Sepakbola

PSG Akhiri Sengketa Gaji, Lunasi Rp 1 Triliun Lebih untuk Kylian Mbappe

Advertisement

Paris, Prancis – Paris Saint-Germain (PSG) akhirnya memutuskan untuk tidak mengajukan banding atas putusan pengadilan yang mewajibkan klub membayar sisa gaji dan bonus kepada Kylian Mbappe. Keputusan ini mengakhiri sengketa panjang antara kedua belah pihak.

Sengketa Gaji dan Bonus

Kasus ini bermula dari tuntutan Mbappe yang merasa belum menerima pelunasan gaji dan bonus selama membela PSG dari tahun 2017 hingga 2024. Awalnya, tuntutan tersebut mencapai 55 juta Euro, namun pada November lalu, nilai tersebut dinaikkan menjadi 260 juta Euro.

PSG, di sisi lain, mengklaim bahwa Mbappe telah menyetujui untuk merelakan sebagian pendapatannya pada musim panas 2023. Kesepakatan ini terjadi ketika Mbappe setuju untuk kembali bermain bersama tim utama setelah sempat dibekukan karena menolak perpanjangan kontrak baru. Klub bahkan sempat melayangkan tuntutan balik sebesar 440 juta Euro.

Putusan Pengadilan Buruh

Pada Desember lalu, Pengadilan Buruh Prancis mengabulkan sebagian gugatan Mbappe. Klub diwajibkan membayar sebesar 61 juta Euro. Putusan ini didasarkan pada temuan bahwa PSG lalai membayar gaji Mbappe selama tiga bulan, serta bonus etika dan bonus penandatanganan yang seharusnya sudah dibayarkan sesuai kontrak kerja.

Keputusan Akhir PSG

PSG memiliki waktu satu bulan untuk mengajukan banding sejak menerima pemberitahuan resmi dari pengadilan pada 20 Januari. Namun, klub memilih untuk tidak menempuh langkah tersebut.

Advertisement

“Dengan semangat tanggung jawab dan untuk mengakhiri secara definitif prosedur yang telah berlangsung terlalu lama, klub memilih untuk tidak memperpanjang perselisihan ini,” demikian bunyi pernyataan resmi PSG. “PSG kini fokus sepenuhnya pada masa depan, berkonsentrasi pada proyek olahraga dan kesuksesan kolektifnya.”
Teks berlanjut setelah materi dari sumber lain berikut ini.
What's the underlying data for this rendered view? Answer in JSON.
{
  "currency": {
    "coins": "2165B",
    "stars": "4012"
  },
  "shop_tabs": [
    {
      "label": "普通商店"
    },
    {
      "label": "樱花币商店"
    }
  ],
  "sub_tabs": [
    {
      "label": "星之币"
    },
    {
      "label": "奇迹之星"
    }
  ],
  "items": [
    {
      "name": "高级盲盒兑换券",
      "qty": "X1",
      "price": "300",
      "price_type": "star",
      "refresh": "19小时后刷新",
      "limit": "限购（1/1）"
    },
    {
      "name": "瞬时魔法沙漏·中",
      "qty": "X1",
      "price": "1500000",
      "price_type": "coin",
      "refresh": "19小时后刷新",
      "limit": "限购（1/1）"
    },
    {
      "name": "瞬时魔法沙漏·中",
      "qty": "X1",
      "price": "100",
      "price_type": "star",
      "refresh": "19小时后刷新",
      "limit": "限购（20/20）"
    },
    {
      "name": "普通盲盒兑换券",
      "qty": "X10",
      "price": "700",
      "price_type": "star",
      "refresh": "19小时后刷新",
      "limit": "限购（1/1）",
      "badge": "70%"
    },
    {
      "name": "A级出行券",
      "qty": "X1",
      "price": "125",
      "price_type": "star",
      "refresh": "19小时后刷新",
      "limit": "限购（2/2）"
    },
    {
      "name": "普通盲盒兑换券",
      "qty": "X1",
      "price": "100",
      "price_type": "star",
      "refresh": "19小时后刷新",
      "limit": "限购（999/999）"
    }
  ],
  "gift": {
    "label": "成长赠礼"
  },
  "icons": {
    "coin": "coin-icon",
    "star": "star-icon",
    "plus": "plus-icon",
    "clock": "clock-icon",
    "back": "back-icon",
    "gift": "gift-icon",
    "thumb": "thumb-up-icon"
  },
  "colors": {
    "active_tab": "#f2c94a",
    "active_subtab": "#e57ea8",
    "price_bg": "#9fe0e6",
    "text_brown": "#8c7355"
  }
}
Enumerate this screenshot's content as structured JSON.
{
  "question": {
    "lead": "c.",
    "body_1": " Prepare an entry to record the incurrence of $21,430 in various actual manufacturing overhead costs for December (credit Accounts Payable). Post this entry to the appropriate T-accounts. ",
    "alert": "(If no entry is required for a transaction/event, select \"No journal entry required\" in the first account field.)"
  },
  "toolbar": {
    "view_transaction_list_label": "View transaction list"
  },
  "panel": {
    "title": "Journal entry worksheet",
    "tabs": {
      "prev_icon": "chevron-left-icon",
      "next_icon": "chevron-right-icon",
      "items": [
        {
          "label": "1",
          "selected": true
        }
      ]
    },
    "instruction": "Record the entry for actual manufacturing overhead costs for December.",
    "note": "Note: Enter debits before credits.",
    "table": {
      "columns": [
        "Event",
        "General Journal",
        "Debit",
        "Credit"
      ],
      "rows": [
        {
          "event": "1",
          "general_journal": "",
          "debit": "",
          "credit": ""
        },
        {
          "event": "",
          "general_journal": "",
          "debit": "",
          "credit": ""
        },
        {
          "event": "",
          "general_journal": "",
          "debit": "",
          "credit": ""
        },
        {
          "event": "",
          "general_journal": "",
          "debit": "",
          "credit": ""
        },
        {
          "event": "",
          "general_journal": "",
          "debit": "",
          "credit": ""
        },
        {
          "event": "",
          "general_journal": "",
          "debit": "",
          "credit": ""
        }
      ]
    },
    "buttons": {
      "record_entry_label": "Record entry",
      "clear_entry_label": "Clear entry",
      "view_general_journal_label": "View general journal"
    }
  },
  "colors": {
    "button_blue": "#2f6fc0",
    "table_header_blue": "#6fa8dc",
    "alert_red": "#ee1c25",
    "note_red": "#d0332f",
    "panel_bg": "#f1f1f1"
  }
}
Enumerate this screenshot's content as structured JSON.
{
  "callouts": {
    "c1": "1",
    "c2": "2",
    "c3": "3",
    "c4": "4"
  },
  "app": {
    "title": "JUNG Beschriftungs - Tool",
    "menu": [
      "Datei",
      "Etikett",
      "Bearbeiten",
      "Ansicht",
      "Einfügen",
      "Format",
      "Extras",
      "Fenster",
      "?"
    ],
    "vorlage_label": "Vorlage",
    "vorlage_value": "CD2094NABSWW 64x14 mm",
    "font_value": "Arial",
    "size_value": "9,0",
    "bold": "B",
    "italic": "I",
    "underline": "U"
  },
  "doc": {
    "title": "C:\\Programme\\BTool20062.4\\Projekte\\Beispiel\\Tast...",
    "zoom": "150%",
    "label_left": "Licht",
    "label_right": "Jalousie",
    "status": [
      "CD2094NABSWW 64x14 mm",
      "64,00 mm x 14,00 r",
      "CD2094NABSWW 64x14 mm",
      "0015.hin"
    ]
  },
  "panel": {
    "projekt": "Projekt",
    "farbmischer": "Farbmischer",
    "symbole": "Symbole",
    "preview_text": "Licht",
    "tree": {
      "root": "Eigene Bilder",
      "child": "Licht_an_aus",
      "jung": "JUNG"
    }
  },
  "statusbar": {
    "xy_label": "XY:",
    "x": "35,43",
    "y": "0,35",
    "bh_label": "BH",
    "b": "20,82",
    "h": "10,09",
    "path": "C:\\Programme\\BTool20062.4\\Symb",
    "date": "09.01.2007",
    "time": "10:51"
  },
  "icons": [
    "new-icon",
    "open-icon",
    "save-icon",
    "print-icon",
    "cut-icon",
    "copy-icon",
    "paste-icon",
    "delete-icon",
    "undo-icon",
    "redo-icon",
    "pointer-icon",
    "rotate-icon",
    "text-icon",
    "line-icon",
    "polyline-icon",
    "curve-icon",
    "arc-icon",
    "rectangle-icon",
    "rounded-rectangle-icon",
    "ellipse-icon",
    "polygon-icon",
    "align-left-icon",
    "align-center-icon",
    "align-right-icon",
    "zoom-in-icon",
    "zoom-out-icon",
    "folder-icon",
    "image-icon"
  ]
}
Pengacara klub, Renaud Semerdjian, menambahkan, “Bertentangan dengan klaim palsu dari pemain dan rombongannya, klub telah memenuhi semua kewajiban, baik dalam publikasi putusan maupun dalam pembayaran penuh jumlah yang terutang.”

Kylian Mbappe sendiri telah resmi bergabung dengan Real Madrid sejak musim panas 2024. Dengan berakhirnya sengketa ini, kedua belah pihak diharapkan dapat melanjutkan perjalanan masing-masing tanpa beban masa lalu.